The applicant appealed against this decision before the Administrative Court and requested a stay of extradition.
On 7 October 2011 the Administrative Court granted a stay of extradition until the conclusion of proceedings.
On 29 February 2012 the Administrative Court dismissed the applicant ’ s appeal and upheld the Minister ’ s decision, concluding that the applicant had failed to demonstrate a concrete risk of inhuman treatment or torture which existed for him personally in the event of his extradition to Uruguay . The court was of the view that generally deplorable prison conditions did not suffice to establish a concrete risk of inhuman or degrading treatment. The applicant also complained that his extradition would be contrary to Article 6 of the Convention, as the Uruguayan criminal legislation provided no limitation on the length of pre-trial detention. In this respect he invoked the case of A.M. who had at the time already been detained in Uruguay for more than two years without any charges being brought against him. However, the Administrative Court held that there was no indication that the absence of provisions on a maximum length of detention would automatically violate the applicant ’ s right to a trial within a reasonable time.

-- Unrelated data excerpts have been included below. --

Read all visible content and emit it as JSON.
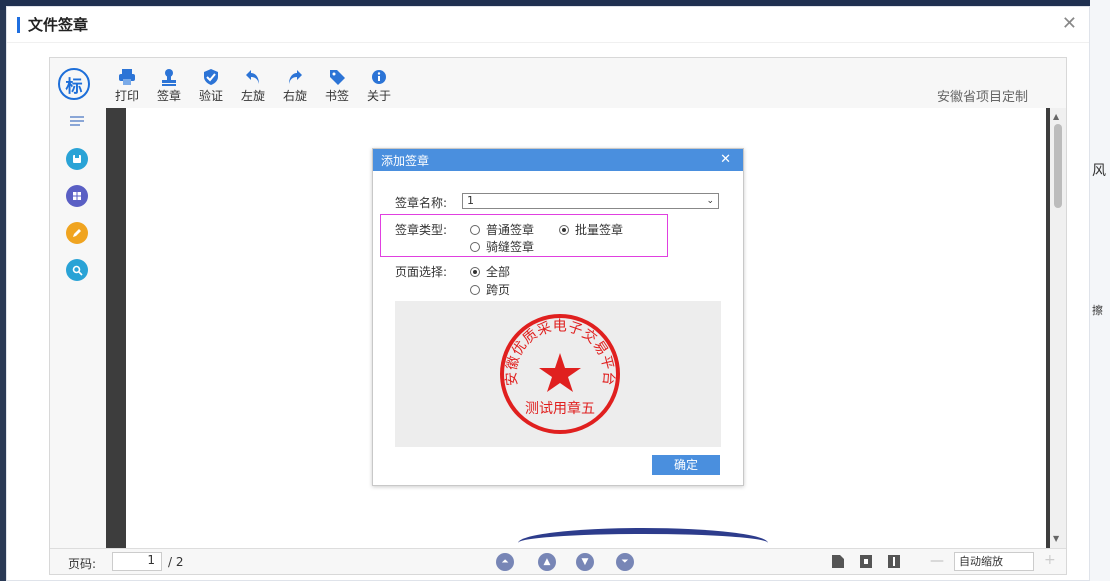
{
  "modal": {
    "title": "文件签章"
  },
  "toolbar": {
    "logo_char": "标",
    "items": [
      {
        "label": "打印",
        "icon": "printer-icon"
      },
      {
        "label": "签章",
        "icon": "stamp-icon"
      },
      {
        "label": "验证",
        "icon": "shield-check-icon"
      },
      {
        "label": "左旋",
        "icon": "rotate-left-icon"
      },
      {
        "label": "右旋",
        "icon": "rotate-right-icon"
      },
      {
        "label": "书签",
        "icon": "tag-icon"
      },
      {
        "label": "关于",
        "icon": "info-icon"
      }
    ],
    "brand": "安徽省项目定制"
  },
  "sidebar": {
    "icons": [
      "list-icon",
      "save-icon",
      "grid-icon",
      "pen-icon",
      "search-icon"
    ],
    "colors": [
      "#2aa3d6",
      "#5a5fc4",
      "#f0a420",
      "#2aa3d6"
    ]
  },
  "dialog": {
    "title": "添加签章",
    "name_label": "签章名称:",
    "name_value": "1",
    "type_label": "签章类型:",
    "type_options": [
      {
        "label": "普通签章",
        "selected": false
      },
      {
        "label": "批量签章",
        "selected": true
      },
      {
        "label": "骑缝签章",
        "selected": false
      }
    ],
    "page_label": "页面选择:",
    "page_options": [
      {
        "label": "全部",
        "selected": true
      },
      {
        "label": "跨页",
        "selected": false
      }
    ],
    "stamp": {
      "outer_text": "安徽优质采电子交易平台",
      "inner_text": "测试用章五",
      "color": "#e0201f"
    },
    "confirm_label": "确定"
  },
  "footer": {
    "page_label": "页码:",
    "page_value": "1",
    "page_total": "/ 2",
    "zoom_value": "自动缩放",
    "zoom_minus": "—",
    "zoom_plus": "+"
  },
  "background": {
    "right_chars": [
      "风",
      "擦"
    ]
  },
  "colors": {
    "accent": "#1f6fe0",
    "dialog_header": "#4a8fde",
    "highlight": "#e040e0"
  }
}
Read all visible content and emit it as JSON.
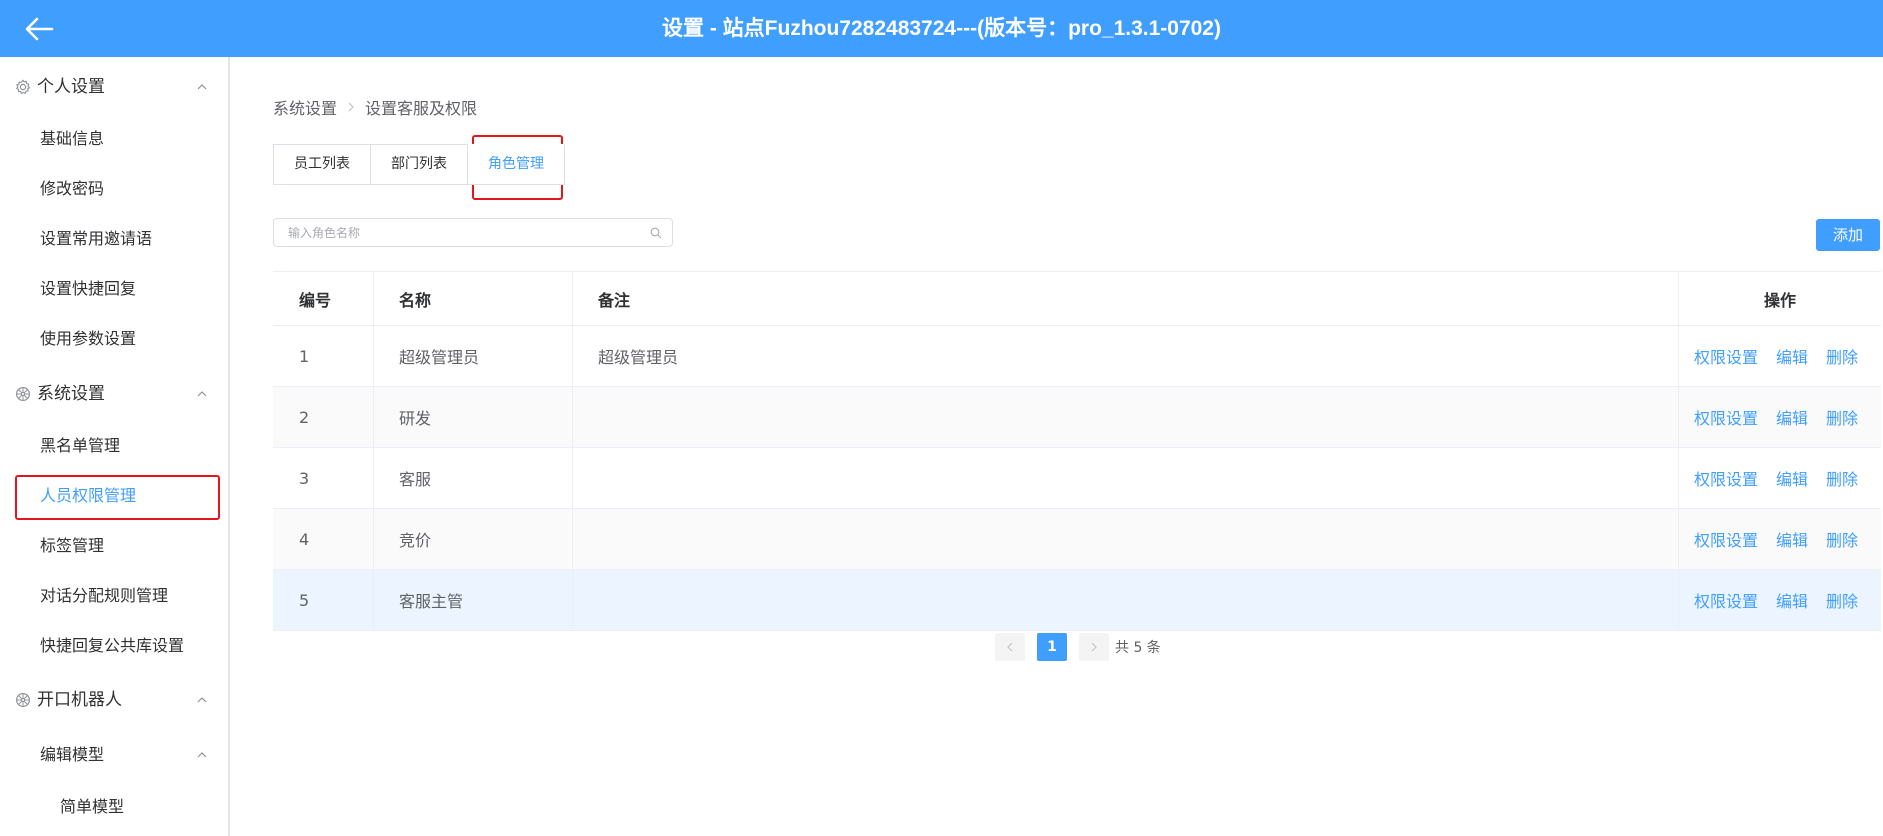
{
  "header": {
    "title": "设置 - 站点Fuzhou7282483724---(版本号：pro_1.3.1-0702)"
  },
  "sidebar": {
    "groups": [
      {
        "label": "个人设置",
        "icon": "gear-icon",
        "items": [
          {
            "label": "基础信息"
          },
          {
            "label": "修改密码"
          },
          {
            "label": "设置常用邀请语"
          },
          {
            "label": "设置快捷回复"
          },
          {
            "label": "使用参数设置"
          }
        ]
      },
      {
        "label": "系统设置",
        "icon": "wheel-icon",
        "items": [
          {
            "label": "黑名单管理"
          },
          {
            "label": "人员权限管理",
            "active": true
          },
          {
            "label": "标签管理"
          },
          {
            "label": "对话分配规则管理"
          },
          {
            "label": "快捷回复公共库设置"
          }
        ]
      },
      {
        "label": "开口机器人",
        "icon": "wheel-icon",
        "items": [
          {
            "label": "编辑模型",
            "expandable": true
          },
          {
            "label": "简单模型"
          }
        ]
      }
    ]
  },
  "breadcrumb": [
    "系统设置",
    "设置客服及权限"
  ],
  "tabs": [
    {
      "label": "员工列表"
    },
    {
      "label": "部门列表"
    },
    {
      "label": "角色管理",
      "active": true
    }
  ],
  "search": {
    "placeholder": "输入角色名称",
    "value": ""
  },
  "add_button": "添加",
  "table": {
    "columns": [
      "编号",
      "名称",
      "备注",
      "操作"
    ],
    "rows": [
      {
        "no": "1",
        "name": "超级管理员",
        "note": "超级管理员"
      },
      {
        "no": "2",
        "name": "研发",
        "note": ""
      },
      {
        "no": "3",
        "name": "客服",
        "note": ""
      },
      {
        "no": "4",
        "name": "竞价",
        "note": ""
      },
      {
        "no": "5",
        "name": "客服主管",
        "note": ""
      }
    ],
    "actions": [
      "权限设置",
      "编辑",
      "删除"
    ]
  },
  "pagination": {
    "current": "1",
    "total_text": "共 5 条"
  },
  "colors": {
    "primary": "#409eff",
    "highlight": "#e5151e"
  }
}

The applicant lodged an appeal on points of law before the Supreme Court.
On 26 April 2012 the Supreme Court dismissed his appeal. It rejected the applicant ’ s argument that the extradition should not proceed due to the prison conditions in the “Libertad” Penitentiary. The Supreme Court, while acknowledging various problematic issues related to the conditions in this prison, relied on the assurances provided by the Uruguayan authorities to conclude that the applicant did not face a concrete risk of being subjected to an inhuman or degrading treatment. Notwithstanding the international reports and other sources indicating poor prison conditions in Uruguay , the court held that these sources did not sufficiently corroborate the applicant ’ s submissions that his extradition to Uruguay would amount to a violation of Article 3 of the Convention. The court also dismissed the applicant ’ s complaint that he would be denied a fair trial in Uruguay , reiterating that the absence of a maximum length of detention was not to be automatically interpreted as a violation of the right to a trial within a reasonable time.

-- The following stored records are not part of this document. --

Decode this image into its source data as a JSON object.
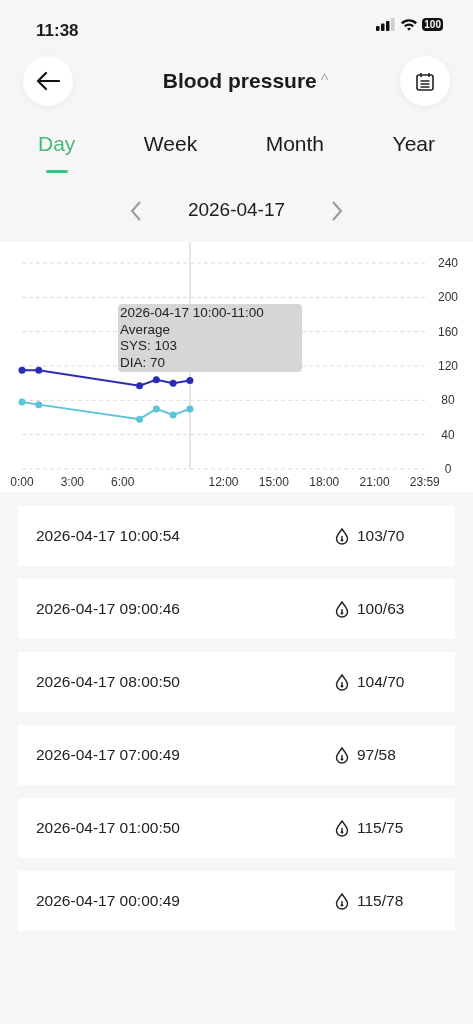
{
  "status_bar": {
    "time": "11:38",
    "battery": "100"
  },
  "header": {
    "title": "Blood pressure",
    "caret": "^"
  },
  "tabs": [
    {
      "label": "Day",
      "selected": true
    },
    {
      "label": "Week",
      "selected": false
    },
    {
      "label": "Month",
      "selected": false
    },
    {
      "label": "Year",
      "selected": false
    }
  ],
  "date_nav": {
    "date": "2026-04-17"
  },
  "chart": {
    "tooltip": [
      "2026-04-17 10:00-11:00",
      "Average",
      "SYS: 103",
      "DIA: 70"
    ],
    "chart_data": {
      "type": "line",
      "x": [
        0,
        1,
        7,
        8,
        9,
        10
      ],
      "series": [
        {
          "color": "#2b2bb5",
          "marker": "o",
          "values": [
            115,
            115,
            97,
            104,
            100,
            103
          ]
        },
        {
          "color": "#5cc4da",
          "marker": "o",
          "values": [
            78,
            75,
            58,
            70,
            63,
            70
          ]
        }
      ],
      "grid": true,
      "ref_lines": [
        {
          "axis": "x",
          "value": 10
        }
      ],
      "xlim": [
        0,
        24
      ],
      "ylim": [
        0,
        240
      ],
      "xticks": [
        {
          "value": 0,
          "label": "0:00"
        },
        {
          "value": 3,
          "label": "3:00"
        },
        {
          "value": 6,
          "label": "6:00"
        },
        {
          "value": 12,
          "label": "12:00"
        },
        {
          "value": 15,
          "label": "15:00"
        },
        {
          "value": 18,
          "label": "18:00"
        },
        {
          "value": 21,
          "label": "21:00"
        },
        {
          "value": 23.9833,
          "label": "23:59"
        }
      ],
      "yticks": [
        0,
        40,
        80,
        120,
        160,
        200,
        240
      ]
    }
  },
  "records": [
    {
      "time": "2026-04-17 10:00:54",
      "value": "103/70"
    },
    {
      "time": "2026-04-17 09:00:46",
      "value": "100/63"
    },
    {
      "time": "2026-04-17 08:00:50",
      "value": "104/70"
    },
    {
      "time": "2026-04-17 07:00:49",
      "value": "97/58"
    },
    {
      "time": "2026-04-17 01:00:50",
      "value": "115/75"
    },
    {
      "time": "2026-04-17 00:00:49",
      "value": "115/78"
    }
  ]
}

The applicant lodged a constitutional complaint against the Supreme Court judgment.
On 5 June 2012 the Constitutional Court refused to accept the applicant ’ s constitutional complaint for consideration.
COMPLAINTS
The applicant complains under Article 3 of the Convention that in the event of his extradition to Uruguay , he faces the risk of being detained in inhuman and degrading conditions. In particular, he invokes the inadequate facilities, lack of proper sanitation and lack of health-care services . He further complains under Articles 5 and 6 of the Convention that his extradition would expose him to a flagrant denial of justice, as the Uruguayan criminal procedure permits unlimited pre-trial detention and is of purely inquisitorial nature.
QUESTIONS TO THE PARTIES
1. In the light of the applicant ’ s claims and the documents which have been submitted, would he face a real risk of being subjected to treatment in breach of Article 3 of the Convention if the extradition order were enforced?
2. Would the applicant face a real risk of a flagrant violation of Article 5 and a flagrant denial of justice in the event of his extradition to Uruguay (see Othman (Abu Qatada ) v. the United Kingdom , no. 8139/09 , §§ 233 and 258, 17 January 2012)?